Ancor più bella quanto di perfezione assoluta la Carmen della divina Svetlana Zakharova applauditissima nella ripresa del balletto creato nel 1967 dal ballerino cubano, maître de ballet e coreografo Alberto Alonso, fondatore nel 1948 con il fratello Fernando e la cognata Alicia della Compagnia poi assurta a fama mondiale come Ballet Nacional de Cuba per la leggendaria Plisetskaja. Appositamente ripensata nel 2005 per la Zakharova, ultima interprete e dunque erede, vivente Alonso, di quanto voluto dallo stesso autore, la coreografia era arrivata per la prima volta a Napoli lo scorso ottobre nel cuore dell’Autunno Danza nella ripresa a cura della moglie Sonia Calero, quindi ora ritornata nella stessa edizione in doppia serata al Politeama per il Teatro Festival con pari solisti accanto al Corpo di Ballo sancarliano ma in titolo unico e con la grande novità dell’Orchestra del Conservatorio di musica di Benevento in luogo della compagine del Lirico.
Semplicemente spettacolare, innanzitutto, il tris d’assi tornato per dar corpo e ulteriore anima ai protagonisti ispirati alla fonte letteraria originale della novella di Mérimée: per tecnica ed eros magnetica fino a togliere il fiato Svetlana Zakharova, adamantina, impeccabile e tagliente nella purezza delle linee, nello scatto folgorante dei ritmi e nella tensione delle dinamiche. Di una forza erotica talmente raffinata da rivelarsi categoria universale oltre le coordinate dello stile e del tempo. Lo abbiano scritto e qui lo ribadiamo: un emblema di Arte vera e purissima. Ma non meno stupefacenti, al suo fianco, sono stati ancora una volta i due protagonisti maschili pronti a suggellare la spiccata matrice russo-ispanica dell’intero spettacolo: il prestante Mikhail Lobukhin e il bellissimo venticinquenne Denis Rodkin, rispettivamente nei ruoli di uno spavaldo torero Escamillo e di un appassionato Don José. Amore, seduzione, gelosia, libertà e morte ne attraversano il Destino (Martina Affaticato) entro il quadro unico di un’arena con spettatori d'impronta coreutica cubana e di matrice scenica cubista. Pregevoli, intorno, le performance di Edmondo Tucci ( Zuniga) e della Compagnia di Balletto della Fondazione, affidata (ad oggi si è ancora in attesa della nomina di un direttore) al maître de ballet Lienz Chang.

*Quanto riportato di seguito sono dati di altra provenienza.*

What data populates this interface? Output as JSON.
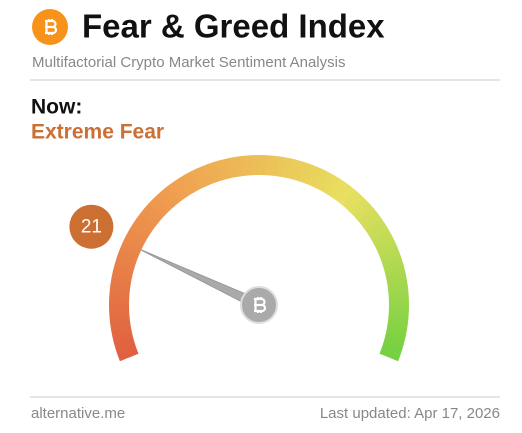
{
  "chart_data": {
    "type": "gauge",
    "title": "Fear & Greed Index",
    "subtitle": "Multifactorial Crypto Market Sentiment Analysis",
    "label": "Now:",
    "classification": "Extreme Fear",
    "value": 21,
    "ylim": [
      0,
      100
    ],
    "color": "#cc6f33",
    "source": "alternative.me",
    "updated": "Last updated: Apr 17, 2026"
  }
}
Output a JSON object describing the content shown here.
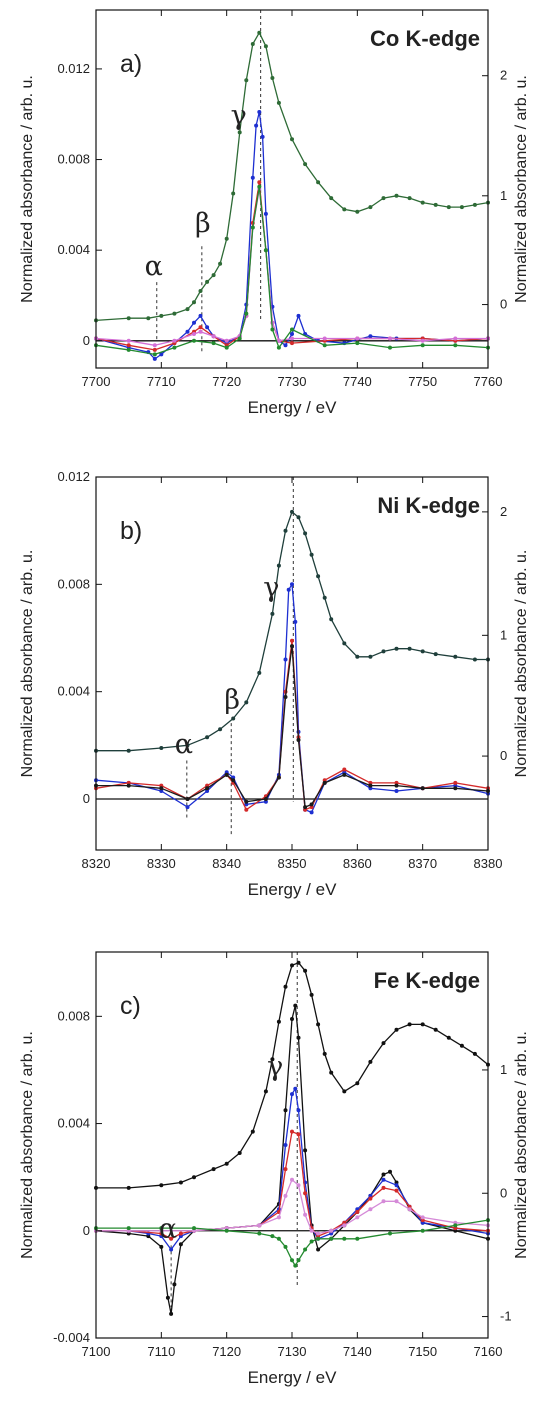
{
  "chart_data": [
    {
      "type": "line",
      "panel_label": "a)",
      "title": "Co K-edge",
      "xlabel": "Energy / eV",
      "ylabel": "Normalized absorbance / arb. u.",
      "ylabel_right": "Normalized absorbance / arb. u.",
      "xlim": [
        7700,
        7760
      ],
      "ylim": [
        -0.0012,
        0.0146
      ],
      "xticks": [
        "7700",
        "7710",
        "7720",
        "7730",
        "7740",
        "7750",
        "7760"
      ],
      "yticks": [
        "0",
        "0.004",
        "0.008",
        "0.012"
      ],
      "ytick_values": [
        0,
        0.004,
        0.008,
        0.012
      ],
      "right_ticks": [
        "0",
        "1",
        "2"
      ],
      "right_tick_values": [
        0.0016,
        0.0064,
        0.0117
      ],
      "peak_labels": [
        {
          "symbol": "α",
          "x": 7709.3
        },
        {
          "symbol": "β",
          "x": 7716.2
        },
        {
          "symbol": "γ",
          "x": 7725.2
        }
      ],
      "series": [
        {
          "color": "#2e6b36",
          "axis": "right",
          "x": [
            7700,
            7705,
            7708,
            7710,
            7712,
            7714,
            7715,
            7716,
            7717,
            7718,
            7719,
            7720,
            7721,
            7722,
            7723,
            7724,
            7725,
            7726,
            7727,
            7728,
            7730,
            7732,
            7734,
            7736,
            7738,
            7740,
            7742,
            7744,
            7746,
            7748,
            7750,
            7752,
            7754,
            7756,
            7758,
            7760
          ],
          "y": [
            0.0009,
            0.001,
            0.001,
            0.0011,
            0.0012,
            0.0014,
            0.0017,
            0.0022,
            0.0026,
            0.0029,
            0.0034,
            0.0045,
            0.0065,
            0.0092,
            0.0115,
            0.0131,
            0.0136,
            0.013,
            0.0116,
            0.0105,
            0.0089,
            0.0078,
            0.007,
            0.0063,
            0.0058,
            0.0057,
            0.0059,
            0.0063,
            0.0064,
            0.0063,
            0.0061,
            0.006,
            0.0059,
            0.0059,
            0.006,
            0.0061
          ]
        },
        {
          "color": "#1d2fd1",
          "axis": "left",
          "x": [
            7700,
            7705,
            7708,
            7709,
            7710,
            7712,
            7714,
            7715,
            7716,
            7717,
            7718,
            7720,
            7722,
            7723,
            7724,
            7724.5,
            7725,
            7725.5,
            7726,
            7727,
            7728,
            7729,
            7730,
            7731,
            7732,
            7734,
            7738,
            7742,
            7746,
            7750,
            7755,
            7760
          ],
          "y": [
            0.0001,
            -0.0003,
            -0.0005,
            -0.0008,
            -0.0006,
            -0.0001,
            0.0004,
            0.0008,
            0.0011,
            0.0006,
            0.0002,
            -0.0001,
            0.0002,
            0.0016,
            0.0072,
            0.0095,
            0.0101,
            0.009,
            0.0056,
            0.0015,
            0.0,
            -0.0002,
            0.0003,
            0.0011,
            0.0003,
            0.0,
            -0.0001,
            0.0002,
            0.0001,
            0.0001,
            0.0,
            0.0001
          ]
        },
        {
          "color": "#d42a2a",
          "axis": "left",
          "x": [
            7700,
            7705,
            7709,
            7712,
            7715,
            7716,
            7718,
            7720,
            7722,
            7723,
            7724,
            7725,
            7726,
            7727,
            7728,
            7730,
            7735,
            7740,
            7745,
            7750,
            7755,
            7760
          ],
          "y": [
            0.0001,
            -0.0002,
            -0.0004,
            -0.0001,
            0.0004,
            0.0006,
            0.0002,
            -0.0002,
            0.0002,
            0.0011,
            0.0052,
            0.007,
            0.004,
            0.0008,
            0.0,
            -0.0001,
            0.0,
            0.0001,
            0.0001,
            0.0001,
            0.0,
            0.0001
          ]
        },
        {
          "color": "#d36fd6",
          "axis": "left",
          "x": [
            7700,
            7705,
            7709,
            7712,
            7715,
            7716,
            7718,
            7720,
            7722,
            7723,
            7724,
            7725,
            7726,
            7727,
            7728,
            7730,
            7735,
            7740,
            7745,
            7750,
            7755,
            7760
          ],
          "y": [
            0.0001,
            0.0,
            -0.0002,
            0.0,
            0.0003,
            0.0004,
            0.0002,
            0.0,
            0.0002,
            0.0011,
            0.005,
            0.0067,
            0.004,
            0.0008,
            0.0,
            0.0001,
            0.0001,
            0.0001,
            0.0001,
            0.0,
            0.0001,
            0.0001
          ]
        },
        {
          "color": "#238a2f",
          "axis": "left",
          "x": [
            7700,
            7705,
            7709,
            7712,
            7715,
            7718,
            7720,
            7722,
            7723,
            7724,
            7725,
            7726,
            7727,
            7728,
            7730,
            7735,
            7740,
            7745,
            7750,
            7755,
            7760
          ],
          "y": [
            -0.0002,
            -0.0004,
            -0.0006,
            -0.0003,
            0.0,
            -0.0001,
            -0.0003,
            0.0001,
            0.0012,
            0.005,
            0.0068,
            0.004,
            0.0005,
            -0.0003,
            0.0005,
            -0.0002,
            -0.0001,
            -0.0003,
            -0.0002,
            -0.0002,
            -0.0003
          ]
        }
      ]
    },
    {
      "type": "line",
      "panel_label": "b)",
      "title": "Ni K-edge",
      "xlabel": "Energy / eV",
      "ylabel": "Normalized absorbance / arb. u.",
      "ylabel_right": "Normalized absorbance / arb. u.",
      "xlim": [
        8320,
        8380
      ],
      "ylim": [
        -0.0019,
        0.012
      ],
      "xticks": [
        "8320",
        "8330",
        "8340",
        "8350",
        "8360",
        "8370",
        "8380"
      ],
      "yticks": [
        "0",
        "0.004",
        "0.008",
        "0.012"
      ],
      "ytick_values": [
        0,
        0.004,
        0.008,
        0.012
      ],
      "right_ticks": [
        "0",
        "1",
        "2"
      ],
      "right_tick_values": [
        0.0016,
        0.0061,
        0.0107
      ],
      "peak_labels": [
        {
          "symbol": "α",
          "x": 8333.9
        },
        {
          "symbol": "β",
          "x": 8340.7
        },
        {
          "symbol": "γ",
          "x": 8350.2
        }
      ],
      "series": [
        {
          "color": "#1f3f3b",
          "axis": "right",
          "x": [
            8320,
            8325,
            8330,
            8334,
            8337,
            8339,
            8341,
            8343,
            8345,
            8347,
            8348,
            8349,
            8350,
            8351,
            8352,
            8353,
            8354,
            8355,
            8356,
            8358,
            8360,
            8362,
            8364,
            8366,
            8368,
            8370,
            8372,
            8375,
            8378,
            8380
          ],
          "y": [
            0.0018,
            0.0018,
            0.0019,
            0.002,
            0.0023,
            0.0026,
            0.003,
            0.0036,
            0.0047,
            0.0069,
            0.0087,
            0.01,
            0.0107,
            0.0105,
            0.0099,
            0.0091,
            0.0083,
            0.0075,
            0.0067,
            0.0058,
            0.0053,
            0.0053,
            0.0055,
            0.0056,
            0.0056,
            0.0055,
            0.0054,
            0.0053,
            0.0052,
            0.0052
          ]
        },
        {
          "color": "#1d2fd1",
          "axis": "left",
          "x": [
            8320,
            8325,
            8330,
            8334,
            8337,
            8340,
            8341,
            8343,
            8346,
            8348,
            8349,
            8349.5,
            8350,
            8350.5,
            8351,
            8352,
            8353,
            8355,
            8358,
            8362,
            8366,
            8370,
            8375,
            8380
          ],
          "y": [
            0.0007,
            0.0006,
            0.0003,
            -0.0003,
            0.0003,
            0.001,
            0.0008,
            -0.0002,
            -0.0001,
            0.0009,
            0.0052,
            0.0078,
            0.008,
            0.0066,
            0.0025,
            -0.0004,
            -0.0005,
            0.0006,
            0.001,
            0.0004,
            0.0003,
            0.0004,
            0.0005,
            0.0002
          ]
        },
        {
          "color": "#d42a2a",
          "axis": "left",
          "x": [
            8320,
            8325,
            8330,
            8334,
            8337,
            8340,
            8341,
            8343,
            8346,
            8348,
            8349,
            8350,
            8351,
            8352,
            8353,
            8355,
            8358,
            8362,
            8366,
            8370,
            8375,
            8380
          ],
          "y": [
            0.0004,
            0.0006,
            0.0005,
            0.0,
            0.0005,
            0.0009,
            0.0006,
            -0.0004,
            0.0001,
            0.0008,
            0.004,
            0.0059,
            0.0023,
            -0.0004,
            -0.0003,
            0.0007,
            0.0011,
            0.0006,
            0.0006,
            0.0004,
            0.0006,
            0.0004
          ]
        },
        {
          "color": "#1b1b1b",
          "axis": "left",
          "x": [
            8320,
            8325,
            8330,
            8334,
            8337,
            8340,
            8341,
            8343,
            8346,
            8348,
            8349,
            8350,
            8351,
            8352,
            8353,
            8355,
            8358,
            8362,
            8366,
            8370,
            8375,
            8380
          ],
          "y": [
            0.0005,
            0.0005,
            0.0004,
            0.0,
            0.0004,
            0.0009,
            0.0007,
            -0.0001,
            0.0,
            0.0008,
            0.0038,
            0.0057,
            0.0022,
            -0.0003,
            -0.0002,
            0.0006,
            0.0009,
            0.0005,
            0.0005,
            0.0004,
            0.0004,
            0.0003
          ]
        }
      ]
    },
    {
      "type": "line",
      "panel_label": "c)",
      "title": "Fe K-edge",
      "xlabel": "Energy / eV",
      "ylabel": "Normalized absorbance / arb. u.",
      "ylabel_right": "Normalized absorbance / arb. u.",
      "xlim": [
        7100,
        7160
      ],
      "ylim": [
        -0.004,
        0.0104
      ],
      "xticks": [
        "7100",
        "7110",
        "7120",
        "7130",
        "7140",
        "7150",
        "7160"
      ],
      "yticks": [
        "-0.004",
        "0",
        "0.004",
        "0.008"
      ],
      "ytick_values": [
        -0.004,
        0,
        0.004,
        0.008
      ],
      "right_ticks": [
        "-1",
        "0",
        "1"
      ],
      "right_tick_values": [
        -0.0032,
        0.0014,
        0.006
      ],
      "peak_labels": [
        {
          "symbol": "α",
          "x": 7111.5
        },
        {
          "symbol": "γ",
          "x": 7130.8
        }
      ],
      "series": [
        {
          "color": "#111111",
          "axis": "right",
          "x": [
            7100,
            7105,
            7110,
            7113,
            7115,
            7118,
            7120,
            7122,
            7124,
            7126,
            7127,
            7128,
            7129,
            7130,
            7131,
            7132,
            7133,
            7134,
            7135,
            7136,
            7138,
            7140,
            7142,
            7144,
            7146,
            7148,
            7150,
            7152,
            7154,
            7156,
            7158,
            7160
          ],
          "y": [
            0.0016,
            0.0016,
            0.0017,
            0.0018,
            0.002,
            0.0023,
            0.0025,
            0.0029,
            0.0037,
            0.0052,
            0.0064,
            0.0078,
            0.0091,
            0.0099,
            0.01,
            0.0097,
            0.0088,
            0.0077,
            0.0066,
            0.0059,
            0.0052,
            0.0055,
            0.0063,
            0.007,
            0.0075,
            0.0077,
            0.0077,
            0.0075,
            0.0072,
            0.0069,
            0.0066,
            0.0062
          ]
        },
        {
          "color": "#111111",
          "axis": "left",
          "x": [
            7100,
            7105,
            7108,
            7110,
            7111,
            7111.5,
            7112,
            7113,
            7115,
            7120,
            7125,
            7128,
            7129,
            7130,
            7130.5,
            7131,
            7132,
            7133,
            7134,
            7136,
            7138,
            7140,
            7142,
            7144,
            7145,
            7146,
            7148,
            7150,
            7155,
            7160
          ],
          "y": [
            0.0,
            -0.0001,
            -0.0002,
            -0.0006,
            -0.0025,
            -0.0031,
            -0.002,
            -0.0005,
            0.0,
            0.0001,
            0.0002,
            0.001,
            0.0045,
            0.0079,
            0.0084,
            0.0072,
            0.003,
            0.0002,
            -0.0007,
            -0.0003,
            0.0002,
            0.0007,
            0.0013,
            0.0021,
            0.0022,
            0.0018,
            0.0008,
            0.0003,
            0.0,
            -0.0003
          ]
        },
        {
          "color": "#1d2fd1",
          "axis": "left",
          "x": [
            7100,
            7105,
            7108,
            7110,
            7111.5,
            7113,
            7115,
            7120,
            7125,
            7128,
            7129,
            7130,
            7130.5,
            7131,
            7132,
            7133,
            7134,
            7136,
            7138,
            7140,
            7142,
            7144,
            7146,
            7148,
            7150,
            7155,
            7160
          ],
          "y": [
            0.0,
            0.0,
            -0.0001,
            -0.0002,
            -0.0007,
            -0.0002,
            0.0,
            0.0001,
            0.0002,
            0.0008,
            0.0032,
            0.0051,
            0.0053,
            0.0045,
            0.0018,
            0.0001,
            -0.0003,
            -0.0001,
            0.0003,
            0.0008,
            0.0013,
            0.0019,
            0.0017,
            0.0009,
            0.0003,
            0.0001,
            -0.0001
          ]
        },
        {
          "color": "#d42a2a",
          "axis": "left",
          "x": [
            7100,
            7105,
            7110,
            7111.5,
            7113,
            7115,
            7120,
            7125,
            7128,
            7129,
            7130,
            7131,
            7132,
            7133,
            7134,
            7136,
            7138,
            7140,
            7142,
            7144,
            7146,
            7148,
            7150,
            7155,
            7160
          ],
          "y": [
            0.0,
            0.0,
            -0.0001,
            -0.0003,
            -0.0001,
            0.0,
            0.0001,
            0.0002,
            0.0007,
            0.0023,
            0.0037,
            0.0036,
            0.0014,
            0.0001,
            -0.0002,
            0.0,
            0.0003,
            0.0007,
            0.0012,
            0.0016,
            0.0015,
            0.0009,
            0.0004,
            0.0001,
            0.0
          ]
        },
        {
          "color": "#d58ad8",
          "axis": "left",
          "x": [
            7100,
            7105,
            7110,
            7115,
            7120,
            7125,
            7128,
            7129,
            7130,
            7131,
            7132,
            7133,
            7134,
            7136,
            7138,
            7140,
            7142,
            7144,
            7146,
            7148,
            7150,
            7155,
            7160
          ],
          "y": [
            0.0,
            0.0,
            0.0,
            0.0,
            0.0001,
            0.0002,
            0.0005,
            0.0013,
            0.0019,
            0.0017,
            0.0006,
            0.0,
            -0.0001,
            0.0,
            0.0002,
            0.0005,
            0.0008,
            0.0011,
            0.0011,
            0.0008,
            0.0005,
            0.0003,
            0.0002
          ]
        },
        {
          "color": "#238a2f",
          "axis": "left",
          "x": [
            7100,
            7105,
            7110,
            7115,
            7120,
            7125,
            7127,
            7128,
            7129,
            7130,
            7130.5,
            7131,
            7132,
            7133,
            7134,
            7136,
            7138,
            7140,
            7145,
            7150,
            7155,
            7160
          ],
          "y": [
            0.0001,
            0.0001,
            0.0001,
            0.0001,
            0.0,
            -0.0001,
            -0.0002,
            -0.0003,
            -0.0006,
            -0.0011,
            -0.0013,
            -0.0011,
            -0.0007,
            -0.0004,
            -0.0003,
            -0.0003,
            -0.0003,
            -0.0003,
            -0.0001,
            0.0,
            0.0002,
            0.0004
          ]
        }
      ]
    }
  ]
}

Una speciale nota di merito spetta infine sia ai vertici del Lirico napoletano (per la fiducia accordata ad un organico di studenti in virtù di un illuminato protocollo d'intesa) che all'Orchestra di allievi ed ex allievi del Conservatorio "Nicola Sala" di Benevento (per l'ottima tenuta ai fini della resa) affidata, così come lo scorso ottobre lo era stata l'Orchestra della Fondazione, alla bacchetta di Alexei Baklan. Per nulla facile la partitura (preparata in sede con gli allievi dal docente Giuseppe Camerlingo) che mixa la sensualità di Bizet (Carmen e Arlésienne) con la forza slava di Ščedrin (Carmen Suite), compositore classe 1932 e marito della prima interprete Maja Plisetskaja. A maggior ragione apprezzato il vivido battito delle molteplici percussioni a sostegno delle plastiche linee melodiche ben cavate dal resto della compagine dell'Istituzione musicale diretta da Giuseppe Ilario con la presidenza di Caterina Meglio. Al termine, applausi caldissimi per tutti e un'ovazione speciale per la divina Zakharova.